BERLIN/FRANKFURT (REUTERS) - Lufthansa filed injunctions on Tuesday to try to end what is shaping up to be the longest strike in the airline's history, after cabin crews called for a 68-hour walkout to cap a week of daily protests.
Flight attendants started striking last Friday and the cabin crew union raised the pressure on Tuesday by calling for walkouts at Frankfurt, Duesseldorf and Munich airports from 0300 GMT (11am Singapore time) on Wednesday through to 2300 GMT on Friday.
Lufthansa said it had filed for temporary injunctions at labour courts in Darmstadt and Duesseldorf after four days of strikes resulted in more than 1,800 flights being cancelled and left hundreds of thousands of passengers stranded.
The airline is negotiating with various staff groups as it tries to bring costs down to compete with budget rivals and Gulf carriers, and has been hit by strikes as a result, with the cabin crew protests coming after walkouts by pilots.

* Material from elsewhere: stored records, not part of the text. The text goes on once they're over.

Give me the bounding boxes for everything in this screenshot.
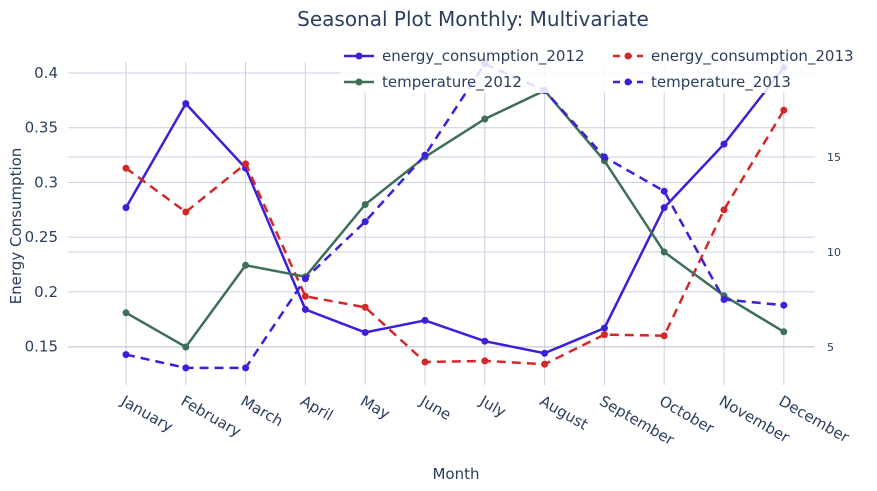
y-tick-label: 0.4 (34, 64, 58, 82)
legend-label: temperature_2012 (382, 73, 522, 92)
data-point (301, 275, 309, 283)
legend-label: temperature_2013 (651, 73, 791, 92)
data-point (780, 328, 788, 336)
data-point (182, 343, 190, 351)
legend-label: energy_consumption_2012 (382, 47, 585, 66)
y2-tick-label: 5 (827, 341, 834, 354)
data-point (541, 360, 549, 368)
series-temperature_2013 (122, 60, 788, 372)
legend-marker (624, 78, 632, 86)
data-point (720, 296, 728, 303)
data-point (541, 349, 549, 357)
data-point (481, 115, 489, 123)
data-point (301, 305, 309, 313)
legend: energy_consumption_2012 energy_consumptio… (340, 43, 854, 93)
legend-item-temperature_2013[interactable]: temperature_2013 (613, 73, 791, 92)
data-point (780, 301, 788, 309)
y-tick-label: 0.2 (34, 283, 58, 301)
data-point (421, 358, 429, 366)
data-point (182, 208, 190, 216)
data-point (720, 206, 728, 214)
data-point (301, 292, 309, 300)
x-tick-label: August (537, 392, 592, 434)
data-point (182, 364, 190, 372)
data-point (122, 309, 130, 317)
data-point (182, 100, 190, 108)
data-point (660, 187, 668, 195)
y-tick-label: 0.35 (25, 119, 58, 137)
legend-marker (624, 52, 632, 60)
y-tick-label: 0.15 (25, 338, 58, 356)
series-layer (122, 60, 788, 372)
data-point (421, 316, 429, 324)
x-tick-label: February (178, 392, 245, 441)
data-point (361, 303, 369, 311)
data-point (660, 204, 668, 212)
legend-marker (355, 52, 363, 60)
x-tick-label: July (476, 391, 509, 421)
data-point (361, 328, 369, 336)
x-tick-label: June (416, 391, 454, 423)
legend-background (340, 43, 840, 93)
legend-item-energy_consumption_2012[interactable]: energy_consumption_2012 (344, 47, 585, 66)
data-point (361, 201, 369, 208)
series-line (124, 66, 785, 355)
legend-item-energy_consumption_2013[interactable]: energy_consumption_2013 (613, 47, 854, 66)
data-point (481, 337, 489, 345)
x-tick-label: March (238, 392, 287, 430)
x-tick-label: April (297, 392, 336, 425)
legend-marker (355, 78, 363, 86)
series-line (125, 62, 784, 370)
series-energy_consumption_2013 (122, 106, 788, 368)
data-point (600, 324, 608, 332)
data-point (242, 160, 250, 168)
series-line (125, 88, 785, 349)
data-point (122, 204, 130, 212)
axis-layer: 0.15 0.2 0.25 0.3 0.35 0.4 5 10 15 January Februar… (25, 64, 853, 449)
chart-title: Seasonal Plot Monthly: Multivariate (297, 7, 649, 31)
data-point (122, 351, 130, 359)
y2-tick-label: 10 (827, 246, 841, 259)
x-tick-label: January (117, 391, 176, 436)
y-axis-title: Energy Consumption (7, 148, 25, 305)
data-point (660, 248, 668, 256)
data-point (122, 164, 130, 172)
legend-label: energy_consumption_2013 (651, 47, 854, 66)
series-line (125, 109, 785, 366)
data-point (660, 332, 668, 340)
data-point (242, 261, 250, 269)
y-tick-label: 0.25 (25, 228, 58, 246)
grid-layer (68, 62, 815, 385)
y-tick-label: 0.3 (34, 173, 58, 191)
x-axis-title: Month (432, 465, 479, 483)
data-point (720, 140, 728, 148)
data-point (780, 106, 788, 114)
data-point (421, 151, 429, 159)
series-temperature_2012 (122, 87, 788, 351)
y2-tick-label: 15 (827, 151, 841, 164)
data-point (600, 331, 608, 339)
legend-item-temperature_2012[interactable]: temperature_2012 (344, 73, 522, 92)
data-point (600, 153, 608, 161)
data-point (481, 357, 489, 365)
x-tick-label: May (357, 392, 393, 423)
data-point (361, 218, 369, 226)
data-point (242, 364, 250, 372)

"As management, we are forced to explore our legal options, but I would rather find a solution at the negotiating table," Lufthansa chief executive officer Carsten Spohr said on the sidelines of an event in Berlin on Tuesday.
He said top management would hold talks with the cabin crew union (UFO) on Tuesday afternoon, if the walkout was halted.
But the union, which represents 19,000 Lufthansa flight attendants, said it would continue its protests, with the latest call including all short- and long-haul flights.
Separately, German pilots' union Vereinigung Cockpit (VC) filed a complaint with Germany's constitutional court to challenge a legal ruling that forced it to halt its strikes at Lufthansa in September.
The union has held more than a dozen strikes over the last 18 months, but the last one was stopped when a court in Hesse ruled on Sept 9 that the pilots had overstepped their mandate by striking against strategic company decisions.
VC said its complaint was based on two grounds: that the court was wrong in saying the pilots were striking for reasons other than early retirement benefits, and that the court had wrongly assumed the jurisdiction of a higher federal court.
The court said at the time that in this dispute the pilots were only supposed to be on strike over pay issues but an analysis of union statements showed the protests also centred on opposition to the expansion of Lufthansa's budget airline.
A spokesman for the Karlsruhe-based constitutional court said no date had been set yet for the hearing.
Lufthansa shares were down 1.6 per cent at 1315 GMT, underperforming the DAX Index.